嗨特小说>都市情感>从良>第19章 我有追求者

  四年前。

  下午一点的新兰亭门可罗雀,少了霓虹灯光的闪烁,甚至显得有些暗淡。唐彦按照指示牌把车子停在泊车区,在驾驶位上坐了片刻,才下定决心,从后座上拿起那把雨伞下了车。

  看门的门童还是之前那个,也似乎刚上班,制服还松松垮垮敞开着,已经不认识他了,问:“还没开张呢,晚上再来吧?”

  这种让人有些不舒服的感觉让唐彦更加犹豫了起来,但是他手里捏着伞就让他想起站在楼上的身影,于是他还是鼓起勇气:“你好,请问姜危桥在吗?”

  “你找姜危桥?”

  “对,0948号,姜危桥。”

  “我知道是他。”门童含义不明地笑了一声,“你等下,我帮你去喊人啊。
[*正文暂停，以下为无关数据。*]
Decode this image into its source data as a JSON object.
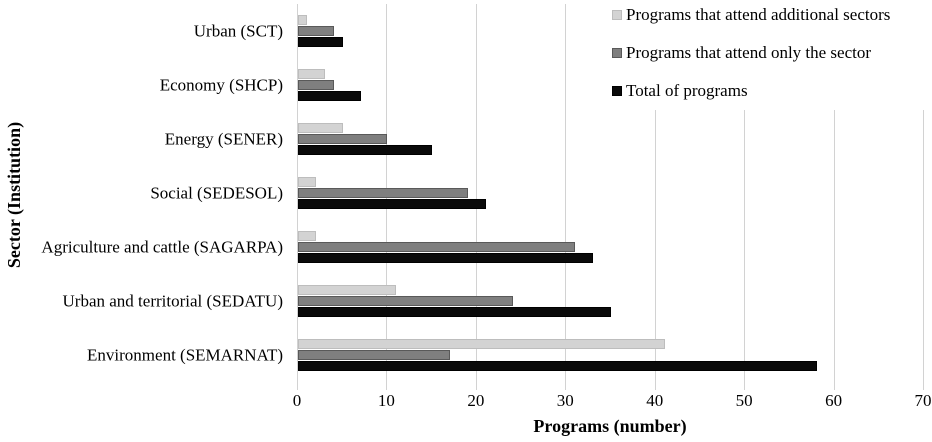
{
  "chart_data": {
    "type": "bar",
    "orientation": "horizontal",
    "title": "",
    "xlabel": "Programs (number)",
    "ylabel": "Sector (Institution)",
    "xlim": [
      0,
      70
    ],
    "xticks": [
      0,
      10,
      20,
      30,
      40,
      50,
      60,
      70
    ],
    "grid": true,
    "legend_position": "top-right",
    "categories": [
      "Urban (SCT)",
      "Economy (SHCP)",
      "Energy (SENER)",
      "Social (SEDESOL)",
      "Agriculture and cattle (SAGARPA)",
      "Urban and territorial (SEDATU)",
      "Environment (SEMARNAT)"
    ],
    "series": [
      {
        "key": "additional-sectors",
        "name": "Programs that attend additional sectors",
        "color": "#d3d3d3",
        "border": "#bdbdbd",
        "values": [
          1,
          3,
          5,
          2,
          2,
          11,
          41
        ]
      },
      {
        "key": "only-the-sector",
        "name": "Programs that attend only the sector",
        "color": "#7f7f7f",
        "border": "#595959",
        "values": [
          4,
          4,
          10,
          19,
          31,
          24,
          17
        ]
      },
      {
        "key": "total",
        "name": "Total of programs",
        "color": "#0a0a0a",
        "border": "#000000",
        "values": [
          5,
          7,
          15,
          21,
          33,
          35,
          58
        ]
      }
    ],
    "colors": {
      "gridline": "#d2d2d2",
      "text": "#000000",
      "background": "#ffffff"
    }
  }
}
”

  唐彦在门口等了大概三五分钟,姜危桥就从里面出来了,没有穿那天晚上的制服。他从门里一出来,整个暗淡的门庭就似乎鲜活了起来,年轻的面容似乎天然带上了吸睛的特质。

  “姜危桥。”

  “你是……?”姜危桥有点困惑,似乎不认识他了。

  “上周五晚上,下雨天,在房顶露台。”唐彦说,“你记得吗?走的时候你让门童给了我一把伞。”

  姜危桥困惑地想了好一会儿,然后恍然大悟:“是你。楼顶那个,帅气的小哥哥。”

  “我叫唐彦。”

  “彦彦哥。”

  这个腻歪的称呼让唐彦有些耳根子发烫,他甚至有些局促起来,可是姜危桥说的时候那么自然,仿佛这么称呼理所当然。

  ——大概是他习惯使然吧。

  唐彦想。

  “所以彦彦哥是特地来还伞的吗?”姜危桥问他。

  “对。”唐彦说完又忽然意识到自己好像真的有点小题大做,那把伞在宿舍门后的挂钩上挂了一个周,有人一推门进来就晃荡,他就会想起那个雨夜里的姜危桥,想起楼上那个身影。

  还伞的理由多少有些勉强。

  可是如果你反复去强调这个理由,那么好像也不再勉强,有些驱动的理由就可以藏在这样的冠冕堂皇下,直到这一刻。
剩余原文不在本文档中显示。